I do not see this when scheduling a workflow, which launches in a different context, nor do I see it when I reference the class from rules workflows outside of plugin context.

Im seeing the same issue when  using references a rule library as well from a workflow.  the class is not found.  any updates ? 

I have a plugin containing 1 package in the <scriptPackages> list, but no classes are visible when I issue the "plugin classes" command in the console.  This really shouldn't be that difficult, but I must be doing something wrong.

Can you provide an actual working example, complete with the manifest.xml file for a plugin containing a class that can be referenced by BeanShell code?  Thank you!

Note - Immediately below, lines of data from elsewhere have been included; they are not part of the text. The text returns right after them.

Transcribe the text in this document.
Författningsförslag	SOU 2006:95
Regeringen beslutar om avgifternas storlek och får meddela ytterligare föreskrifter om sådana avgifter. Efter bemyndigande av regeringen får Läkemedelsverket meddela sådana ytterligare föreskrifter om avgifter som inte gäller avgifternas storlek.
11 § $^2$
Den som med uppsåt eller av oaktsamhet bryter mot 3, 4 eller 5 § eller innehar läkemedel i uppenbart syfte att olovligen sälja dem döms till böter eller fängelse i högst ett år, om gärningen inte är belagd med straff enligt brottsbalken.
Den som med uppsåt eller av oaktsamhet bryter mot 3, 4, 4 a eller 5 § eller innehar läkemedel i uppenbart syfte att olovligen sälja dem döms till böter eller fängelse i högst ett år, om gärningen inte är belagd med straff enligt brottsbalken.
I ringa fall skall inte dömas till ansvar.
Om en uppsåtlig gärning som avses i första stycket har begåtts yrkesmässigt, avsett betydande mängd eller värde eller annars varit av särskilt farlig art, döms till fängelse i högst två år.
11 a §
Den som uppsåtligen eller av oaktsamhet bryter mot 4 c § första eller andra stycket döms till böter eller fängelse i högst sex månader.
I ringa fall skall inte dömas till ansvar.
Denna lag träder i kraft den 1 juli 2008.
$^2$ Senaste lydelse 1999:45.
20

When we uninstall a plugin,  Is there any way to delete the xml that get imported during plugin installation. So I want to get all xml objects get deleted when plugin get uninstalled. Is it possible?

Apologies if I have asked, but is there documentation on how to create / use a custom JavaScript xhtml for a settings page for the plug-in?

Thanks in advance,

-Joseph 

@ccerghe1 I know this post is old but I ran into the same problem, where the plugin would install but the plugin classes result was empty.  In my case the problem was a mismatched version of javac being referenced in my build.xml file.  Once I corrected it to match the version on the server it worked.